Though I do believe now we should wait on the new rotation. Thanks for pointing that out.
At my Regionals, one of my opponents was rushing me from the very beginning, since I sat down at nearly the last minute and was shuffling a mulligan when the round began. Then prompted me several times during the game to make my move. I was ahead in prizes, and he was playing a Bearplume deck, so I guess he was making sure he had time to recover. But I took six prizes within 30 minutes anyway, so it didn't matter. Still, there pressure was there from him. I can imagine people would be up in arms too if the +3 was taken away.
What your opponent did there is something I was affraid I would have to do myself. I don't want to be that guy, I don't want to have to rush my opponent along. If I did I fear I would get called for "rushing" my opponent and earn myself a penalty.

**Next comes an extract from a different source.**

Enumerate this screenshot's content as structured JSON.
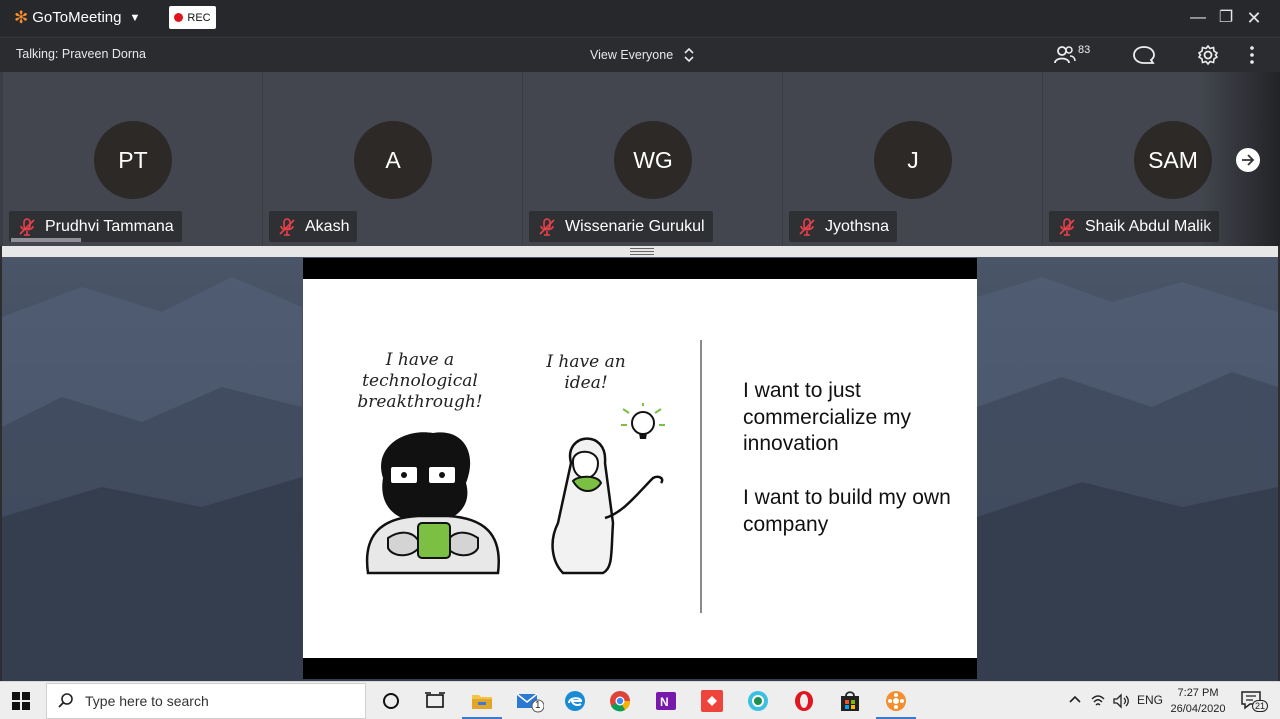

As for the +3 I don't know how people would react, I can honestly see it both ways. I guess it just comes down to the players play styles. The speed deck players will want it back the old way, and the players who like to think out their plays and slower setup decks will want the +3 to stay. In the end though it is about what is most healthy for the Competitive TCG, because you can't please everyone.

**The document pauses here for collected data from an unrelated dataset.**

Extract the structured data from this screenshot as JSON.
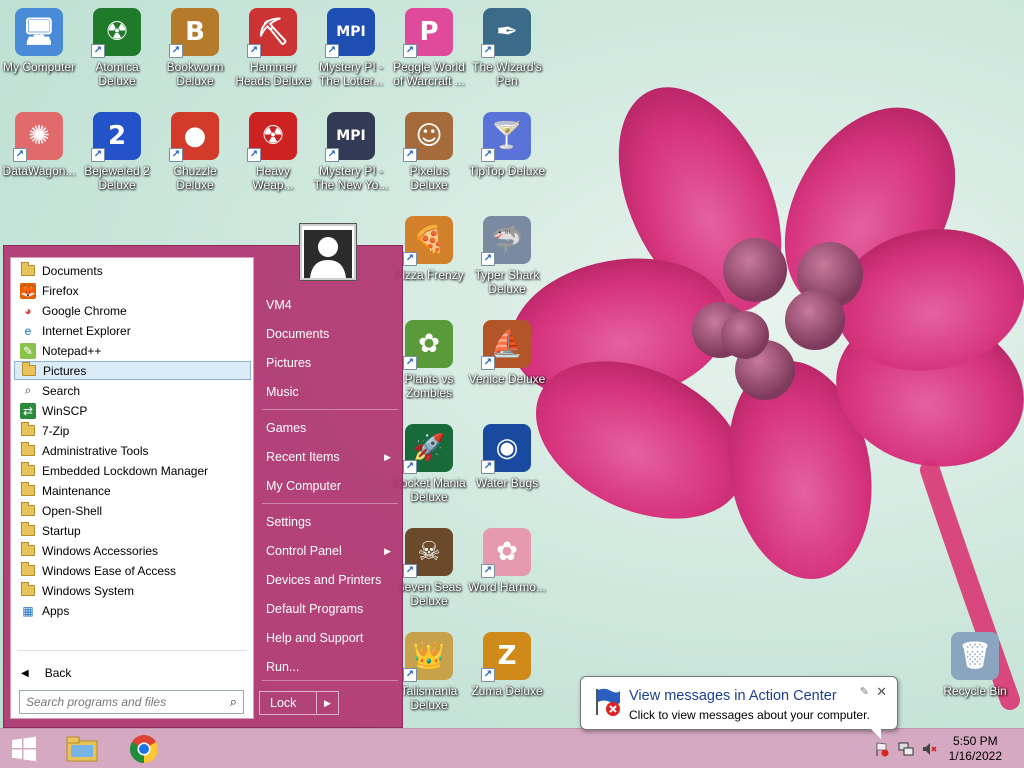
{
  "desktop": {
    "icons": [
      {
        "label": "My Computer",
        "glyph": "🖥",
        "bg": "#4a8bd8",
        "shortcut": false
      },
      {
        "label": "Atomica Deluxe",
        "glyph": "☢",
        "bg": "#1f7a2a",
        "shortcut": true
      },
      {
        "label": "Bookworm Deluxe",
        "glyph": "B",
        "bg": "#b57a2a",
        "shortcut": true
      },
      {
        "label": "Hammer Heads Deluxe",
        "glyph": "⛏",
        "bg": "#c33",
        "shortcut": true
      },
      {
        "label": "Mystery PI - The Lotter...",
        "glyph": "MPI",
        "bg": "#1d4fb3",
        "shortcut": true
      },
      {
        "label": "Peggle World of Warcraft ...",
        "glyph": "P",
        "bg": "#e04a9a",
        "shortcut": true
      },
      {
        "label": "The Wizard's Pen",
        "glyph": "✒",
        "bg": "#3c6b8a",
        "shortcut": true
      },
      {
        "label": "DataWagon...",
        "glyph": "✺",
        "bg": "#e16a6a",
        "shortcut": true
      },
      {
        "label": "Bejeweled 2 Deluxe",
        "glyph": "2",
        "bg": "#2452c8",
        "shortcut": true
      },
      {
        "label": "Chuzzle Deluxe",
        "glyph": "●",
        "bg": "#d23a2a",
        "shortcut": true
      },
      {
        "label": "Heavy Weap...",
        "glyph": "☢",
        "bg": "#c22",
        "shortcut": true
      },
      {
        "label": "Mystery PI - The New Yo...",
        "glyph": "MPI",
        "bg": "#333a55",
        "shortcut": true
      },
      {
        "label": "Pixelus Deluxe",
        "glyph": "☺",
        "bg": "#a56b3a",
        "shortcut": true
      },
      {
        "label": "TipTop Deluxe",
        "glyph": "🍸",
        "bg": "#5a73d8",
        "shortcut": true
      },
      {
        "label": "Pizza Frenzy",
        "glyph": "🍕",
        "bg": "#d2802a",
        "shortcut": true
      },
      {
        "label": "Typer Shark Deluxe",
        "glyph": "🦈",
        "bg": "#7a8aa0",
        "shortcut": true
      },
      {
        "label": "Plants vs Zombies",
        "glyph": "✿",
        "bg": "#5a9a3a",
        "shortcut": true
      },
      {
        "label": "Venice Deluxe",
        "glyph": "⛵",
        "bg": "#b2562a",
        "shortcut": true
      },
      {
        "label": "Rocket Mania Deluxe",
        "glyph": "🚀",
        "bg": "#186a3a",
        "shortcut": true
      },
      {
        "label": "Water Bugs",
        "glyph": "◉",
        "bg": "#1a4aa0",
        "shortcut": true
      },
      {
        "label": "Seven Seas Deluxe",
        "glyph": "☠",
        "bg": "#6a4a2a",
        "shortcut": true
      },
      {
        "label": "Word Harmo...",
        "glyph": "✿",
        "bg": "#e69ab0",
        "shortcut": true
      },
      {
        "label": "Talismania Deluxe",
        "glyph": "👑",
        "bg": "#c7a24a",
        "shortcut": true
      },
      {
        "label": "Zuma Deluxe",
        "glyph": "Z",
        "bg": "#d08a1a",
        "shortcut": true
      },
      {
        "label": "Recycle Bin",
        "glyph": "🗑",
        "bg": "#8aa5c0",
        "shortcut": false
      }
    ]
  },
  "start_menu": {
    "programs": [
      {
        "label": "Documents",
        "icon": "folder",
        "selected": false
      },
      {
        "label": "Firefox",
        "icon": "firefox",
        "selected": false
      },
      {
        "label": "Google Chrome",
        "icon": "chrome",
        "selected": false
      },
      {
        "label": "Internet Explorer",
        "icon": "ie",
        "selected": false
      },
      {
        "label": "Notepad++",
        "icon": "notepad",
        "selected": false
      },
      {
        "label": "Pictures",
        "icon": "folder",
        "selected": true
      },
      {
        "label": "Search",
        "icon": "search",
        "selected": false
      },
      {
        "label": "WinSCP",
        "icon": "winscp",
        "selected": false
      },
      {
        "label": "7-Zip",
        "icon": "folder",
        "selected": false
      },
      {
        "label": "Administrative Tools",
        "icon": "folder",
        "selected": false
      },
      {
        "label": "Embedded Lockdown Manager",
        "icon": "folder",
        "selected": false
      },
      {
        "label": "Maintenance",
        "icon": "folder",
        "selected": false
      },
      {
        "label": "Open-Shell",
        "icon": "folder",
        "selected": false
      },
      {
        "label": "Startup",
        "icon": "folder",
        "selected": false
      },
      {
        "label": "Windows Accessories",
        "icon": "folder",
        "selected": false
      },
      {
        "label": "Windows Ease of Access",
        "icon": "folder",
        "selected": false
      },
      {
        "label": "Windows System",
        "icon": "folder",
        "selected": false
      },
      {
        "label": "Apps",
        "icon": "apps",
        "selected": false
      }
    ],
    "back_label": "Back",
    "search_placeholder": "Search programs and files",
    "right_items": [
      {
        "label": "VM4",
        "submenu": false
      },
      {
        "label": "Documents",
        "submenu": false
      },
      {
        "label": "Pictures",
        "submenu": false
      },
      {
        "label": "Music",
        "submenu": false
      },
      {
        "label": "Games",
        "submenu": false
      },
      {
        "label": "Recent Items",
        "submenu": true
      },
      {
        "label": "My Computer",
        "submenu": false
      },
      {
        "label": "Settings",
        "submenu": false
      },
      {
        "label": "Control Panel",
        "submenu": true
      },
      {
        "label": "Devices and Printers",
        "submenu": false
      },
      {
        "label": "Default Programs",
        "submenu": false
      },
      {
        "label": "Help and Support",
        "submenu": false
      },
      {
        "label": "Run...",
        "submenu": false
      }
    ],
    "lock_label": "Lock"
  },
  "balloon": {
    "title": "View messages in Action Center",
    "body": "Click to view messages about your computer."
  },
  "taskbar": {
    "pinned": [
      "file-explorer-icon",
      "chrome-icon"
    ],
    "time": "5:50 PM",
    "date": "1/16/2022"
  },
  "colors": {
    "start_menu": "#b03470",
    "taskbar": "#d5a9c1",
    "selection": "#dcebf8"
  }
}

Indeed TCGO does! But the computer controls it. As Ness said, many things should factor into the opponent's time, not yours, such as them reading a card you searched out, them shuffling your deck, etc. The TCGO computer controls this wonderfully, but it would be difficult to oversee in real life....particularly with 100+ simultaneous matches, as if the players need yet another thing to argue about to a Judge. Said clock works for chess because it's very clear when one person's turn is over and the other begins.
The players can monitor this themselves. Since you are in control of your own clock and any time wasted on your side is crucial just hit the button. For example:
Player May is searching her deck using the effect of Professor Elm's Training Method. She decides to pick Pidgeot from Call of Legends and puts it down on the mat.
Her opponent Drew has never seen nor knew there was a legal Pidgeot, and asks if he may read the card. May begins to shuffle her deck and hits the button so that the time is now subtracting from Drew's timer.
After Drew feels he has a satisfactory understanding of the card he gives it back to May cuts her deck and hits his button so the timer is on May again and so she resumes her turn.
Or at least something to that effect hopefully you get the idea. The problems as outlined above are easy enough to deal with, when you are waiting on your opponent simply hit the button and subtract time from them while you are waiting. As far in between turns goes you can set the clocks so that they have a delay in between starting the next players count down, its called Simple Delay (or at least that's what my app calls it).